Bridge Street Church in Downtown Brooklyn (Creative Commons)
Feb 11, 2021
This new interactive map offers a rich tour through the city’s Black history
The city's Landmarks Preservation Commission has just released a new project detailing more than 150 years of local Black history
Looking for something to do this weekend? Why not visit Shirley Chisholm’s house or pop over to Richard Wright’s home?
New York City’s Landmarks Preservation Commission has just released a new interactive “story map” detailing hundreds of years of local history in honor of Black History Month.
A follow-up of its 2019 “New York City and the Path to Freedom” explorable map devoted to abolitionist and Underground Railroad history, “Preserving Significant Places of Black History” is an interactive survey of historic and cultural Black landmarks throughout New York over the last 150 years and beyond.

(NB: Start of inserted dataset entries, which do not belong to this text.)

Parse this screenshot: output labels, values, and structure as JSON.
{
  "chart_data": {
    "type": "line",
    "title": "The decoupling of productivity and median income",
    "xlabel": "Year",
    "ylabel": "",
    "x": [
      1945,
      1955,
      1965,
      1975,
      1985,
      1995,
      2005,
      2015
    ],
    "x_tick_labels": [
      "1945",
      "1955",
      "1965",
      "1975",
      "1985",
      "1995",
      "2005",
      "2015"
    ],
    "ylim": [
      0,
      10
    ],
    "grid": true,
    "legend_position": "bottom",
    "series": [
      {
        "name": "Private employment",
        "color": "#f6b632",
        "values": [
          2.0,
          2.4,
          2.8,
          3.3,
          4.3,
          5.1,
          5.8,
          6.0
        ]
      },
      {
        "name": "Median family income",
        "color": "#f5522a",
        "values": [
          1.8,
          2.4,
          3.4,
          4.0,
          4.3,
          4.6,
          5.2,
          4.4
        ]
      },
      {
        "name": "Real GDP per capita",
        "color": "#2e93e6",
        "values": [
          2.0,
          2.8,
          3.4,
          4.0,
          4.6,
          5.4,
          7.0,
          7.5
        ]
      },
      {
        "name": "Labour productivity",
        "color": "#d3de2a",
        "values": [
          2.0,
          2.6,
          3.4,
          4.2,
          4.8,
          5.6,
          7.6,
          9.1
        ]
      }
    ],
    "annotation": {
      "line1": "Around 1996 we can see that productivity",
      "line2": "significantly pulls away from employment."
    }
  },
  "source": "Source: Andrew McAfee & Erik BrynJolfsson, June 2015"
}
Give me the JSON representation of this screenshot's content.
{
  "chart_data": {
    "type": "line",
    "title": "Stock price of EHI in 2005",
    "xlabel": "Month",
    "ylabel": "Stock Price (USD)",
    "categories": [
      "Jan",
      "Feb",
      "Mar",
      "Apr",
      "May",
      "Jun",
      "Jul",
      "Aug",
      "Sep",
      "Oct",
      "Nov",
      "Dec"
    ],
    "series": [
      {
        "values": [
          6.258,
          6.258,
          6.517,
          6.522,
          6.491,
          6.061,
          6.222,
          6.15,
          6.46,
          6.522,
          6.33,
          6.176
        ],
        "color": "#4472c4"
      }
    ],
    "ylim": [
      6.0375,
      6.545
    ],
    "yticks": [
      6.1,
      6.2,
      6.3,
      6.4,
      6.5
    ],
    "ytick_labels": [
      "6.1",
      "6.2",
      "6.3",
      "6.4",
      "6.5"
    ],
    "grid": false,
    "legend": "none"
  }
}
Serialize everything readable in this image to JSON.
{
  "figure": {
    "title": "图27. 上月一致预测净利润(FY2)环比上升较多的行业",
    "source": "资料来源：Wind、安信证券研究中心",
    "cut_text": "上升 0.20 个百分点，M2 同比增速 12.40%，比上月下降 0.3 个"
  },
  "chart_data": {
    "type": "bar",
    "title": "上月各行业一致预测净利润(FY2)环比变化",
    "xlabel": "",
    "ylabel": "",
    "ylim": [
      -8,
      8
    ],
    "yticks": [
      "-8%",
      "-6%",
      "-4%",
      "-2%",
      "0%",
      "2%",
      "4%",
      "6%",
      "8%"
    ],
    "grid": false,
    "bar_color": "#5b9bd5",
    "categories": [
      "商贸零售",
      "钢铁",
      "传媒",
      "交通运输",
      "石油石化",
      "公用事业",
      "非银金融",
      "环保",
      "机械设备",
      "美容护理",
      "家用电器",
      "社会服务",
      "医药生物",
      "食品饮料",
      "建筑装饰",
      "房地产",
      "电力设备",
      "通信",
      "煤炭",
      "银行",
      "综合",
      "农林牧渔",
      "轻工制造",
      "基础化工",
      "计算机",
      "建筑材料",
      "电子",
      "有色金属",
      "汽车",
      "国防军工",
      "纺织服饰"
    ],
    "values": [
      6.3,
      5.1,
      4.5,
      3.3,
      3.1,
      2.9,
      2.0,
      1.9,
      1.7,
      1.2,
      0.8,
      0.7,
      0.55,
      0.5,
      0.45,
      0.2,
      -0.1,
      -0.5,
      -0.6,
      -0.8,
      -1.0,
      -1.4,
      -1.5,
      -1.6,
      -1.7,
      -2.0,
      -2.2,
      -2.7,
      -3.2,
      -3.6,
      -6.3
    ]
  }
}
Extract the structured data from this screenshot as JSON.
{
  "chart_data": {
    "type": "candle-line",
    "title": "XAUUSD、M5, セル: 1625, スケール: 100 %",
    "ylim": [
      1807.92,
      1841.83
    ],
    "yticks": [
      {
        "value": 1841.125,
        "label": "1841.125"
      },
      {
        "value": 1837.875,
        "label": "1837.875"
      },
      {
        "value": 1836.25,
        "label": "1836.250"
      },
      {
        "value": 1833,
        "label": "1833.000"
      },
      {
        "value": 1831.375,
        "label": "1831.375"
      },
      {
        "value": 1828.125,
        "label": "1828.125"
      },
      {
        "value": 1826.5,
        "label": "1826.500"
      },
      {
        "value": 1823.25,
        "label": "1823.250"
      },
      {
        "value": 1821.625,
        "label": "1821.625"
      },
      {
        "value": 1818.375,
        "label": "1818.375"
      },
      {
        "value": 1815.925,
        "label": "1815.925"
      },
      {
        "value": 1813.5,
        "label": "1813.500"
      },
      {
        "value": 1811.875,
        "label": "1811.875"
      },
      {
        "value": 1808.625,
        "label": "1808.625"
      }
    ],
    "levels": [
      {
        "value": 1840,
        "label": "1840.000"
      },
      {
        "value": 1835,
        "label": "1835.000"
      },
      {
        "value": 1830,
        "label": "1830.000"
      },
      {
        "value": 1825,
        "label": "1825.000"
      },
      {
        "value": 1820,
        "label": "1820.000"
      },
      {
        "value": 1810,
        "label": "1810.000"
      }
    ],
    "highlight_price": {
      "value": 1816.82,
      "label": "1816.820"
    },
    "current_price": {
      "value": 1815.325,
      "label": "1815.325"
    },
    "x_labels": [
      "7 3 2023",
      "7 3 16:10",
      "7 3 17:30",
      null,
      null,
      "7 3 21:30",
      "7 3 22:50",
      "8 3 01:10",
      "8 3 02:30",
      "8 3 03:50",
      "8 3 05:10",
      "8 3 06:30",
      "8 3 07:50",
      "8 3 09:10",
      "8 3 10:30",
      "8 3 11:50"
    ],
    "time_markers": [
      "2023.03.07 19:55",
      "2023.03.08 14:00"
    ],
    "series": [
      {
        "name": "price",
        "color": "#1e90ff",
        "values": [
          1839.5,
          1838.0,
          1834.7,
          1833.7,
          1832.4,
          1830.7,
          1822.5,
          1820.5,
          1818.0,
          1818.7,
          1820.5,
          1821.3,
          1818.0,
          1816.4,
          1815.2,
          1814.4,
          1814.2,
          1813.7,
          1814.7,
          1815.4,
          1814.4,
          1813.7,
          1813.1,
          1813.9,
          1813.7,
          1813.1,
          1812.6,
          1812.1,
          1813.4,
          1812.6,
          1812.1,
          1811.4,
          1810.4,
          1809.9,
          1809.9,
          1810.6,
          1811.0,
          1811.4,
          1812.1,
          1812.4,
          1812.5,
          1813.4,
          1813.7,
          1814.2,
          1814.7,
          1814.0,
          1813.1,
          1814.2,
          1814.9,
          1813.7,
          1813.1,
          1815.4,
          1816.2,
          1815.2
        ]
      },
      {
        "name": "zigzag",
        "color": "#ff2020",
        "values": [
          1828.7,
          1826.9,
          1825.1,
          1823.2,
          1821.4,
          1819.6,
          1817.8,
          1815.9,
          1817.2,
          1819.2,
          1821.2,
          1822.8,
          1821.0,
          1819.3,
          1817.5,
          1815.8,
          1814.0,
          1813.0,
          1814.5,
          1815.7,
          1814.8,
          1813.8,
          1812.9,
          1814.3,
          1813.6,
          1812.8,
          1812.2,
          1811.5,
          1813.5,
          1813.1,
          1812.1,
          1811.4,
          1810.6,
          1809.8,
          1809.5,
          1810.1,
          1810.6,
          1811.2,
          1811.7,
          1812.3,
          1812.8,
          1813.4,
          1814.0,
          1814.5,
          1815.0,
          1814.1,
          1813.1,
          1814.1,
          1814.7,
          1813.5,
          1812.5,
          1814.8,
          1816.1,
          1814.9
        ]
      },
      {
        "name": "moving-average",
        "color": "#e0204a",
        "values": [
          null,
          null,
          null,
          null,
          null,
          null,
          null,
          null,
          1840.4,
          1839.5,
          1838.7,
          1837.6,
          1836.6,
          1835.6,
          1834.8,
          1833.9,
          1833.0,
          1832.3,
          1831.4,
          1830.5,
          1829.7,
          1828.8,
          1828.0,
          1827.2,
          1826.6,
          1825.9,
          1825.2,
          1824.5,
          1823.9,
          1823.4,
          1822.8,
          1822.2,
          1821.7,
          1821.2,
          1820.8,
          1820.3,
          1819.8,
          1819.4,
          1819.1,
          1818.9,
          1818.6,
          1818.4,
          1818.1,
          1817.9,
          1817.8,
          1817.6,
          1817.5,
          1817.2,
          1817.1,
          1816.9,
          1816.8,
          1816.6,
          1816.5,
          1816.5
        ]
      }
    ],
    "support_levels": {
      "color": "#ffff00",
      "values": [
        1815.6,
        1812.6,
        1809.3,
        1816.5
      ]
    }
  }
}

The map highlights 75 individual addresses and 33 historic districts across all five boroughs recognized by the LPC since 1965, including the “homes of significant individuals, such as Langston Hughes, James Baldwin, Ralph Bunche, and Shirley Chisholm,” as well as monuments to culture, like the Apollo Theater in Harlem. Hover over color-coded neighborhoods or addresses to get pop-ups with more information and links to original LPC documents.
“With this story map, our goal is to provide greater accessibility to New York City landmarks and historic districts that reflect the contributions and achievements of African Americans, and illustrate that the fight for racial equity and social justice is as relevant today as it has been over the course of the City’s history,” said Landmarks Preservation Commission Chair Sarah Carroll in a press release.
In Brooklyn, that means deep dives into the the historic districts of Fort Greene, Clinton Hill and Prospect Heights. It means highlighting landmarks in Brooklyn Heights, an area with significant ties to the abolitionist movement, and Bed-Stuy, a bedrock of the Black community since the 1940s.
Poking around, you can find the homes of political pioneer Shirley Chisholm in Clinton Hill, and Betty Carter in Fort Greene. The First Free Congregational Church, more commonly known as the Bridge Street Church, in Downtown Brooklyn, played an significant role in the anti-slavery movement. Other important churches, entertainment and cultural venues, and abolitionist homes pepper the map.
“As we celebrate Black History Month and continue to strive for racial equity and social justice, it is important to recognize the history of the Black experience in New York City,” said Deputy Mayor Vicki Been. “Landmarking and designating historic districts are two ways that we honor and amplify the stories and contributions of the past, both good and bad, so we can learn from and build on our collective history. Ensuring that more New Yorkers can access and explore that history is a critical part of the process.”
The release of the map comes just days after the landmarking of the Harriet and Thomas Truesdell Home in Downtown Brooklyn, which had been owned by prominent abolitionists and may have been a stop on the Underground Railroad.